Nos últimos 30 anos o futebol se transformou em um fornecedor de dinheiro. Um cálculo indireto revela receitas anuais de 45 bilhões de euros (150 bilhões de reais). E é só o começo, simplesmente porque ainda não foram explorados mercados naturais de expansão como a China e os países árabes. A capacidade financeira de ambos garante uma duplicação dos negócios associados ao futebol durante os próximos 10 anos. No entanto, essa expansão inevitável gera riscos políticos proporcionais. O caso da trama de corrupção que durante anos se enraizou na FIFA – subornos e fraude em torno dos campeonatos do mundo – , descoberta e parcialmente desmantelada pelas autoridades judiciais norte-americanas, deve confirmar que o negócio do futebol precisa de uma direção global menos corporativa e mais ajustada ao modelo de controles externos e internos aplicados nos mercados.
A regulamentação do negócio implica um primeiro passo: exigir o cumprimento rigoroso de condições de saúde financeira de cada time em cada uma das ligas do mundo, seja o clube propriedade dos sócios ou de investidores privados.
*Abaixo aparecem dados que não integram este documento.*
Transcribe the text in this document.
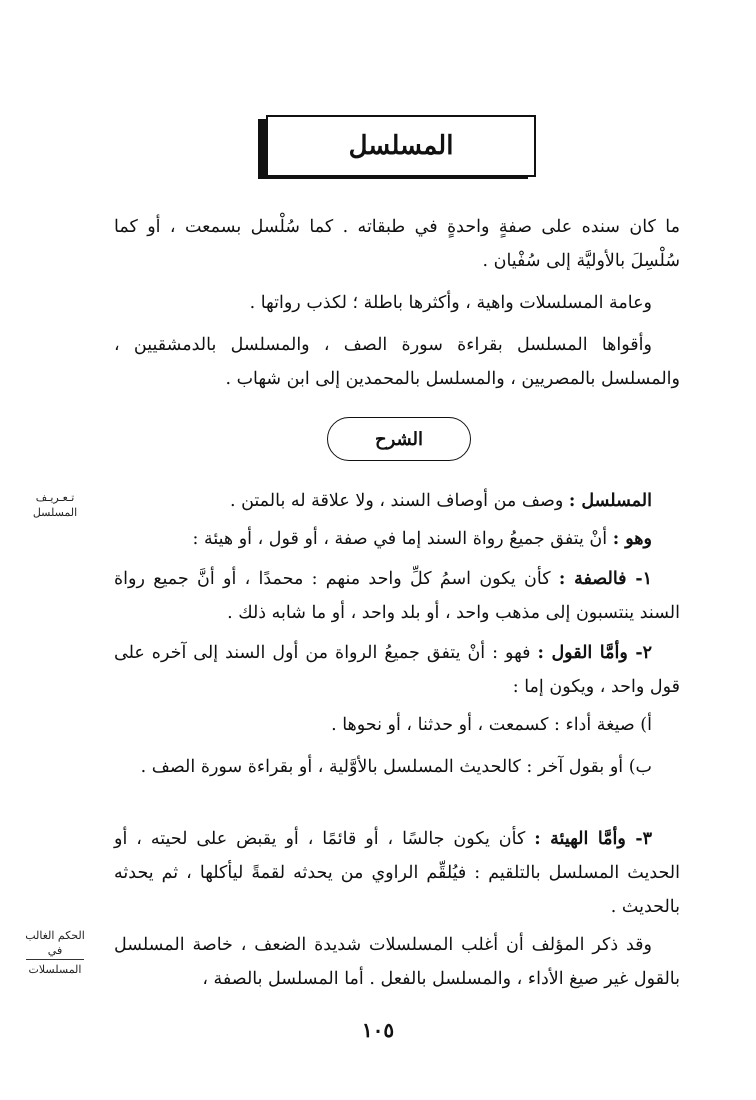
المسلسل

ما كان سنده على صفةٍ واحدةٍ في طبقاته . كما سُلْسل بسمعت ، أو كما سُلْسِلَ بالأوليَّة إلى سُفْيان .

وعامة المسلسلات واهية ، وأكثرها باطلة ؛ لكذب رواتها .

وأقواها المسلسل بقراءة سورة الصف ، والمسلسل بالدمشقيين ، والمسلسل بالمصريين ، والمسلسل بالمحمدين إلى ابن شهاب .

الشرح

المسلسل : وصف من أوصاف السند ، ولا علاقة له بالمتن .

وهو : أنْ يتفق جميعُ رواة السند إما في صفة ، أو قول ، أو هيئة :

١- فالصفة : كأن يكون اسمُ كلِّ واحد منهم : محمدًا ، أو أنَّ جميع رواة السند ينتسبون إلى مذهب واحد ، أو بلد واحد ، أو ما شابه ذلك .

٢- وأمَّا القول : فهو : أنْ يتفق جميعُ الرواة من أول السند إلى آخره على قول واحد ، ويكون إما :

أ) صيغة أداء : كسمعت ، أو حدثنا ، أو نحوها .

ب) أو بقول آخر : كالحديث المسلسل بالأوَّلية ، أو بقراءة سورة الصف .

٣- وأمَّا الهيئة : كأن يكون جالسًا ، أو قائمًا ، أو يقبض على لحيته ، أو الحديث المسلسل بالتلقيم : فيُلقِّم الراوي من يحدثه لقمةً ليأكلها ، ثم يحدثه بالحديث .

وقد ذكر المؤلف أن أغلب المسلسلات شديدة الضعف ، خاصة المسلسل بالقول غير صيغ الأداء ، والمسلسل بالفعل . أما المسلسل بالصفة ،

تـعـريـف
المسلسل
الحكم الغالب
في
المسلسلات
١٠٥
Essa exigência, hoje, é letra morta. Os clubes fundiram sua existência à mística local ou regional e operam em termos de endividamento com uma grande margem de irresponsabilidade. Requer, além disso, uma separação rigorosa dos interesses públicos; os times não podem ser arrastados à falência com políticas de iluminados esbanjadores sabendo que os recursos do município garantirão, em última instância, a sobrevivência do falido. Na mesma direção, o regulador tem de pedir de um clube o mesmo grau de informação financeira que pede de uma empresa cotada na Bolsa. Não basta apresentar contas anuais auditadas sobre partidas genéricas; é necessário entrar nos detalhes de gestão, retribuição e governo corporativo de cada clube. Se o BCE pode entrar nos conselhos dos bancos, não há razão para que não aconteça o mesmo nas juntas dos clubes, que além disso costumam ter dívidas com o Fisco, pleitos com a Agência Tributária ou intercâmbios de ativos muito suspeitos com as prefeituras.
Se os clubes forem discliplinados e for imposto um marco jurídico para suas finanças, a superestrutura (UEFA, FIFA) melhorará a partir da base. Não obstante, o escândalo mafioso da FIFA clama por ações imediatas. Por exemplo, limitar os mandatos dos presidentes e dos diretores e impor normas de concurso público nos contratos.